The new recording comes from two of InSights sensors, neither one of which was intended for this particular use. The lander’s seismometer is currently stowed while NASA plans the delicate process of setting it on the ground and shielding it from the wind. In the meantime, NASA managed to use the seismometer to measure the vibrations from the nearby solar panel array. This sound is at the very bottom range of human hearing, but you’ll be able to hear it if you’ve got a good set of speaker or headphones. To help you make it out, the video below includes the original recording and a version shifted up two octaves.
Elsewhere on InSight, there’s the air pressure sensor. NASA used this instrument to record vibrations in the air directly, which is closer to what we on Earth would think of as sound. However, it’s nowhere close to the gusty noises you’ve heard on Earth. It’s eerie and, well, alien.
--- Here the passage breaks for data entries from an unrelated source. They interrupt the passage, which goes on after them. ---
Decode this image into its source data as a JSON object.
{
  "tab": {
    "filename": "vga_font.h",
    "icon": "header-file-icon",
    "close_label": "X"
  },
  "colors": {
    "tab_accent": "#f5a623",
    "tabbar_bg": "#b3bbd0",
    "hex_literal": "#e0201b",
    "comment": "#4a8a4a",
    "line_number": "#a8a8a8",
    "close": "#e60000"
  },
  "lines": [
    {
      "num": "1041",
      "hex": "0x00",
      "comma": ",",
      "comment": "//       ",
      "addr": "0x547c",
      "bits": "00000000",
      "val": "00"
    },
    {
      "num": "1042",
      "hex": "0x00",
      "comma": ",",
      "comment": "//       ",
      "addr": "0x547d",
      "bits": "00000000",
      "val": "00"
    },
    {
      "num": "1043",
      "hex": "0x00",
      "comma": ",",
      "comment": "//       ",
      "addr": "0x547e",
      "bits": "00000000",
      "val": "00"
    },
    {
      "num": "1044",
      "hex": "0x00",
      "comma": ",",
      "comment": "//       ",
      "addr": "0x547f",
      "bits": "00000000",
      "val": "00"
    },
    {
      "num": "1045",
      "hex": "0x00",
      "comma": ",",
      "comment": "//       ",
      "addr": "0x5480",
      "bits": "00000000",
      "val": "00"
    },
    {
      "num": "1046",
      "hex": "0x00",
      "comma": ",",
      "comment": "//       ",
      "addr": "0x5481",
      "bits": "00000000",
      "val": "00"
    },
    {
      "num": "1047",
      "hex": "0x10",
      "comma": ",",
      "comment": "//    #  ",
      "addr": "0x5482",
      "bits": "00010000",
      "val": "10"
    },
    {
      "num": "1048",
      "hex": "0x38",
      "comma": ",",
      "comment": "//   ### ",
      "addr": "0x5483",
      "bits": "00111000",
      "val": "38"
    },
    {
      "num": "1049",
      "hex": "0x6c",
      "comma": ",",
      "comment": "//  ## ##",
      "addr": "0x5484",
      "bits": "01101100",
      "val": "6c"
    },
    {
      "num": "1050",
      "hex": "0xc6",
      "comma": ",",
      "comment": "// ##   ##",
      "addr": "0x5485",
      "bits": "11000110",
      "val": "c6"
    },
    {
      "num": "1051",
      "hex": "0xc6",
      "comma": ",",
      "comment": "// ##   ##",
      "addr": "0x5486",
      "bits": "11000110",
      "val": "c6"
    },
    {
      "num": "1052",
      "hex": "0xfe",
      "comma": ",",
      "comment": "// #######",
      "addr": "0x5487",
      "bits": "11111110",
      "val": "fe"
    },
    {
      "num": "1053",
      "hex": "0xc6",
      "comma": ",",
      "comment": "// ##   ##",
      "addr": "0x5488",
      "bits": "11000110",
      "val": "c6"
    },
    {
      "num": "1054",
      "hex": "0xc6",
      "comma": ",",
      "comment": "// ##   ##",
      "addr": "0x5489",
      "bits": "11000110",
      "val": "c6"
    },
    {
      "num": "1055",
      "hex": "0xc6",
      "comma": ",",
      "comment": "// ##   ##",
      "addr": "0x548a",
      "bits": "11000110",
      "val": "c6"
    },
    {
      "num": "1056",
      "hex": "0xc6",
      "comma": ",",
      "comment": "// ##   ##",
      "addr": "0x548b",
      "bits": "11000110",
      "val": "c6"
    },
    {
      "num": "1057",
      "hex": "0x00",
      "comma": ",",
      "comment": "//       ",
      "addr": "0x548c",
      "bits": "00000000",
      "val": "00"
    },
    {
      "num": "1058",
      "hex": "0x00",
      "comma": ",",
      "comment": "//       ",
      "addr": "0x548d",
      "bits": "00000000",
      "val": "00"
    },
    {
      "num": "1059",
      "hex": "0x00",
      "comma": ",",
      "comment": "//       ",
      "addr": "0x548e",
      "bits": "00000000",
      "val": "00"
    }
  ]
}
NASA had to make some tweaks to the original air pressure recording to bring it into the realm of human hearing. Mars’ atmosphere is mainly carbon dioxide, and it’s much thinner than Earth’s atmosphere. The blowing wind on Mars doesn’t have enough energy to produce eddies on the millimeter scale like on Earth. Currents on Mars tend to fall apart around a centimeter, which results in a low rumble that’s difficult to hear. Thus, the pitch of the gusting was far too low to hear unaided despite the wind blowing at 10 to 15 miles per hour. The NASA team sped up the recording by 100 times to make it audible. The final 29-second recording came from about 48 minutes of audio. That doesn’t mean you’d never be able to hear the wind while standing on Mars. Once it hit about 30 miles per hour, you’d be able to hear a low hum. Of course, you’d have bigger problems if you were in a position to hear the Martian wind blow.
In InSight lander made history recording the sounds of Mars, but that’s not going to be the only “first” on the mission. InSight’s true goal is to study the internal structure of Mars like never before. The seismometer that monitored the vibration of solar panels will eventually record Marsquakes, and a temperature probe will drive itself several meters deep to take the planet’s temperature. The first science operations should take place in a few months.